我想优化代码以使常量分段函数适合我的数据。我有这样的df:
df = data.frame (x = 1:180,
y = c(0,0,0,0,0,0,0,0,0,0,0,0,0,0,0,0,0,0,0,0,0,0,0,0,0,0,0,1,0,
0,0,0,0,0,0,0,0,0,0,1,2,0,0,0,2,2,4,2,2,3,2,1,2,0,1,0,1,4,
0,1,2,3,1,1,1,0,2,0,3,2,1,1,1,1,5,4,2,1,0,2,1,1,2,0,0,2,2,
1,1,1,0,0,0,0,2,3,0,3,2,0,0,0,0,0,0,0,0,0,0,0,0,0,0,0,0,0,
0,0,0,0,0,0,0,0,0,0,0,0,0,0,0,0,0,0,0,0,0,0,0,0,0,0,0,0,0,
0,0,0,0,0,0,0,0,0,0,0,0,0,0,0,0,0,0,0,0,0,0,0,0,0,0,0,0,0,
0,0,0,0,0,0))
使用第二个答案here,作者将其称为“蛮力”,我编写了以下代码,将相同的方法应用于960个数据帧:
# Set the possible values of k1 and k2
k1 <- df$x[df$x < df$x[df$y == max(df$y)]]

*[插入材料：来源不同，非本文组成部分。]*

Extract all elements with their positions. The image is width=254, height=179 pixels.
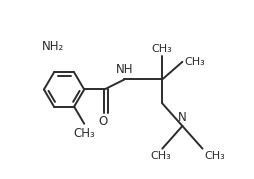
- Text: CH₃: CH₃: [204, 151, 225, 161]
- Text: NH: NH: [116, 63, 133, 76]
- Text: CH₃: CH₃: [184, 57, 205, 67]
- Text: CH₃: CH₃: [73, 127, 95, 140]
- Text: NH₂: NH₂: [42, 40, 64, 53]
- Text: CH₃: CH₃: [151, 151, 171, 161]
- Text: CH₃: CH₃: [152, 43, 173, 54]
- Text: N: N: [178, 111, 187, 124]
- Text: O: O: [99, 115, 108, 128]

k2 <- df$x[df$x > df$x[df$y == max(df$y)]]
# get all combinations of k1 and k2
grid <- subset(expand.grid(k1 = k1, k2 = k2), k1 < k2)
store <- numeric(nrow(grid))
for(j in 1:nrow(grid)){
k1 <- grid$k1[j]
k2 <- grid$k2[j]
model <- lm( y ~ I(x < k1) + I(x >= k1 & x < k2) + I(x >= k2),data = df)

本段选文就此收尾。